Stovetop Mac and Cheese
(from castro15’s recipe box)
Peas+Lemon Zest+Fontina+Basil
Dijon+Cheddar+Salami
Broccoli Rabe+Pesto+Gruyere+Breadcrumbs
Roasted Garlic+Goat Cheese+Hazelnuts
Butternut squash+Rosemary+Gouda+Chives
Categories: Pasta
Ingredients
- Vegetables:
- 4 cups chopped dark leafy greens
- 2 cups diced beets, broccoli, carrots, cauliflower, winter squash
- 2 cups peas, fresh or frozen
- 8 oz. elbow noodles
- 3 tbsp. all-purpose flour
- 1 tbsp.
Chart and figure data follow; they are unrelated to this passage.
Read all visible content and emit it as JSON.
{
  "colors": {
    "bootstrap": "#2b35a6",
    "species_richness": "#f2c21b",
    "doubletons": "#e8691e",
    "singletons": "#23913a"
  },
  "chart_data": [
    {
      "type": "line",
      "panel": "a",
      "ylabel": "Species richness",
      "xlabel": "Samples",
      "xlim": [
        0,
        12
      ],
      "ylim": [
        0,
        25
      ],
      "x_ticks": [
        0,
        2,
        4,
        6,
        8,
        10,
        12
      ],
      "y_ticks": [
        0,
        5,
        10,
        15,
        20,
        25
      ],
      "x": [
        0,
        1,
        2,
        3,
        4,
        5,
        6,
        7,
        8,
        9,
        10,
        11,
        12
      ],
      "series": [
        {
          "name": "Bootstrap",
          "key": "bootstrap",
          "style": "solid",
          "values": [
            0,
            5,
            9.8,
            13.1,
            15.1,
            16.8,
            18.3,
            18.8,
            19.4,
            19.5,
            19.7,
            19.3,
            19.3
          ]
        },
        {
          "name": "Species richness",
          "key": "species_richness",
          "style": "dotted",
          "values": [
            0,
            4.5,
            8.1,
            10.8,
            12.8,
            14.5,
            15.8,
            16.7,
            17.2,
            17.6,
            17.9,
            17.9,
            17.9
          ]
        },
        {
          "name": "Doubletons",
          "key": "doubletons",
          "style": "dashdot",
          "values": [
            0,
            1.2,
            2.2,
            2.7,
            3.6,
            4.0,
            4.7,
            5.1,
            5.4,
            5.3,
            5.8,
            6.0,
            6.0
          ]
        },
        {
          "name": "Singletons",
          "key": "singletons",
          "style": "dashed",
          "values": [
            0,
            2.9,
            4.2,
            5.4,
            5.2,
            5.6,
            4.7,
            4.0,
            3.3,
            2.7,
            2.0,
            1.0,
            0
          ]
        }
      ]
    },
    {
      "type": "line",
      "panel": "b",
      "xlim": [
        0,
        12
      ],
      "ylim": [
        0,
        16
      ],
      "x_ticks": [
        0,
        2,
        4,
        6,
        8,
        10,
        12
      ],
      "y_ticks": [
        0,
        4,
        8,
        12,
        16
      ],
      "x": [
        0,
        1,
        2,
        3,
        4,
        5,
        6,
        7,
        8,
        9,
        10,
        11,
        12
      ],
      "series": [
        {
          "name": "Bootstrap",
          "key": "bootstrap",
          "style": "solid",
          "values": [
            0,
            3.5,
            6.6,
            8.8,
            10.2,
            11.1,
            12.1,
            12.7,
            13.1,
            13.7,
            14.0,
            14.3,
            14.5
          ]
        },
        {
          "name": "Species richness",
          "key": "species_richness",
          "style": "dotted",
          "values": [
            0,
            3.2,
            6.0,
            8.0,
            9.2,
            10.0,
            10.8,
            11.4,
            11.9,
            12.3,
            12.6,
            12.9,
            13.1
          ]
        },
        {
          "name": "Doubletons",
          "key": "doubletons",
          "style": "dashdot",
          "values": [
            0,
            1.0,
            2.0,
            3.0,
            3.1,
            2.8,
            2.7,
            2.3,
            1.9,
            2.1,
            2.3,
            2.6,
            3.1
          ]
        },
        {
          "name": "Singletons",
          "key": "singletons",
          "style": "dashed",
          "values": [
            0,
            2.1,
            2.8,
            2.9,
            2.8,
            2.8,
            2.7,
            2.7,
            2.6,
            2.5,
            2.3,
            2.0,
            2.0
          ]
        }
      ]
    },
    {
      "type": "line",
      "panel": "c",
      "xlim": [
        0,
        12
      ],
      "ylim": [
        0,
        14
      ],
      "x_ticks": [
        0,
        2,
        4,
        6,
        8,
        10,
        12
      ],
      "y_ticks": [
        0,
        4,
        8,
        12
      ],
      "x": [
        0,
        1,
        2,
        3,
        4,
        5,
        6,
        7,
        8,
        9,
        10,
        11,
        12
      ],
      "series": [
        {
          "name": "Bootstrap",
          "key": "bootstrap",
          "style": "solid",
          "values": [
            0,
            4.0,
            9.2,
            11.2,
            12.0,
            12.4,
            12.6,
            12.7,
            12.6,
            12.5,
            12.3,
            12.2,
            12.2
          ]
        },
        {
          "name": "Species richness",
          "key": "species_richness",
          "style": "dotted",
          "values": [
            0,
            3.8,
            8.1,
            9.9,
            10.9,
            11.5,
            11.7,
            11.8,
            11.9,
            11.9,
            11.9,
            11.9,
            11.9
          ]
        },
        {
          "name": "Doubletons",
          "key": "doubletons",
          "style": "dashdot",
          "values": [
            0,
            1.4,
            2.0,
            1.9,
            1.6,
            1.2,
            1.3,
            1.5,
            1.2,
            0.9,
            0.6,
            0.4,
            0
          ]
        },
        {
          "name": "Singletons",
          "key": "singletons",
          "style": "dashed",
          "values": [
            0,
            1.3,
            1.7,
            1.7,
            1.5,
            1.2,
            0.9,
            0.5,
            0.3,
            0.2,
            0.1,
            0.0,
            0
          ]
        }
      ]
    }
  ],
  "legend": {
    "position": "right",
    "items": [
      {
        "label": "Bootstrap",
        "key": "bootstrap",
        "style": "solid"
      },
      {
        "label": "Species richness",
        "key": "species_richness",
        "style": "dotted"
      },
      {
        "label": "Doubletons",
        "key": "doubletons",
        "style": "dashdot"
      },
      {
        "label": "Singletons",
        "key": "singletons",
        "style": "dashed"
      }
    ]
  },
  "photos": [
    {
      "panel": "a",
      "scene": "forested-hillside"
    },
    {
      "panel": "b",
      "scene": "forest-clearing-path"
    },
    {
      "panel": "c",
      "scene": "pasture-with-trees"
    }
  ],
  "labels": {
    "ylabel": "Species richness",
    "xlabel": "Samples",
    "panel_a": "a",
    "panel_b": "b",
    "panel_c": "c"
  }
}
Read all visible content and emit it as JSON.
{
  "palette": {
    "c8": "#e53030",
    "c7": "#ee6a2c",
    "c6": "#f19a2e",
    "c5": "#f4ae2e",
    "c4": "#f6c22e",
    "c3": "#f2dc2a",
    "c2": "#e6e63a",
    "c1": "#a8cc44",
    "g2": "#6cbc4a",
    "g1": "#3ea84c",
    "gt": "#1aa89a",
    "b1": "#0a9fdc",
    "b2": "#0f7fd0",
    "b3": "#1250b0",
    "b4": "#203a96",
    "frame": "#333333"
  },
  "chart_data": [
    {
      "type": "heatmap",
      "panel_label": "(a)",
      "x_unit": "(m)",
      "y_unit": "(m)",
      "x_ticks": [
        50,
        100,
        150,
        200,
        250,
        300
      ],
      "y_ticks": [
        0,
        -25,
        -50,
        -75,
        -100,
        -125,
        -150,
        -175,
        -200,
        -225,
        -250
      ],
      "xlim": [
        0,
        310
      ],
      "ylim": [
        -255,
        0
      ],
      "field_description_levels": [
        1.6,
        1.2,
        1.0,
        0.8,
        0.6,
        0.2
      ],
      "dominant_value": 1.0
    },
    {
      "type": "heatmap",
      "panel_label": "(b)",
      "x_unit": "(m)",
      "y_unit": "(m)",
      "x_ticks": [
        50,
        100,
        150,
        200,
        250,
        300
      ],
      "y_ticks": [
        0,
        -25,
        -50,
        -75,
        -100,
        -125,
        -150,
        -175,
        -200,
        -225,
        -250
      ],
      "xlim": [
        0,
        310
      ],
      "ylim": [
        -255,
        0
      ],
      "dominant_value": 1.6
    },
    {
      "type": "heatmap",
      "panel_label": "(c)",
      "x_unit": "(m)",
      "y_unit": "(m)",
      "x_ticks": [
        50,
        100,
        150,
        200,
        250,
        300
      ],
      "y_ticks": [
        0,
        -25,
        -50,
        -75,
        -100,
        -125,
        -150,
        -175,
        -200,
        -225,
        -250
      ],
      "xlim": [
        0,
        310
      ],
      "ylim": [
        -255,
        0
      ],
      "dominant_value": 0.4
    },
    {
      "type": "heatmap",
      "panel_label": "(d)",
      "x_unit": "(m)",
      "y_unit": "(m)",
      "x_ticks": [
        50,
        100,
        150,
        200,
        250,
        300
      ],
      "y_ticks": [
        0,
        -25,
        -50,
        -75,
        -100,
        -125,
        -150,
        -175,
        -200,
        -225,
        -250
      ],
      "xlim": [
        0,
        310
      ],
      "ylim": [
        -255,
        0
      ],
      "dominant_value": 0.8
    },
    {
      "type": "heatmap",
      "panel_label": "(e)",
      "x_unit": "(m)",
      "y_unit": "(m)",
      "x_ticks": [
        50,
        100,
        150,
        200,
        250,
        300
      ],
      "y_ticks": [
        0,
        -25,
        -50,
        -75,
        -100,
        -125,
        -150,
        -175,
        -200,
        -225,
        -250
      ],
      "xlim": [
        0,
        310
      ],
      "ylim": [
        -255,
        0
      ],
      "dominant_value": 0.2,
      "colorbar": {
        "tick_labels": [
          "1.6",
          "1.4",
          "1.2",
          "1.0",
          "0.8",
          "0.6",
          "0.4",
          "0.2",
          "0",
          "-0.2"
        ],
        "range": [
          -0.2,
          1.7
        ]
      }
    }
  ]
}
Flavor boost
- 1/2 tsp salt and pepper
- 1/4 cup milk
- Flavor Boost:
- Mashed roasted garlic
- Dried herbs, such as rosemary
- Lemon zest
- Dijon
- Pesto
- Harissa
- Tomato paste
- minced capers
- Sauce:
- 1 1/2 cups milk
- 1 1/3 cups shredded or crumbled Cheese
- 2 oz. cream cheese
- 2 tsp white wine vinegar
- Cheese:
- Crumbled goat cheese
- Shredded cheddar, fontina, Gouda or Gruyere
- 1/4 cup Topper
- Topper:
- Diced salami
- Chopped fresh herbs
- Toasted breadcrumbs or nuts
Directions
-
Cook veggies and noodles as directed in a large saucepan of boiling water. Drain
-
Whisk flour, Flavor Boost and salt and pepper with milk.
-
Heat milk in the saucepan over medium-high heat until just simmering. Add the flour mixture and reduce heat to medium-low. Cook, whisking constantly, until thickened, 1-2 minutes. Remove from heat and whisk in Cheese, cream cheese and vinegar until the cream cheese is melted. Stir the pasta and veggies into the sauce.
-
Sprinkle with Topper for a final finish.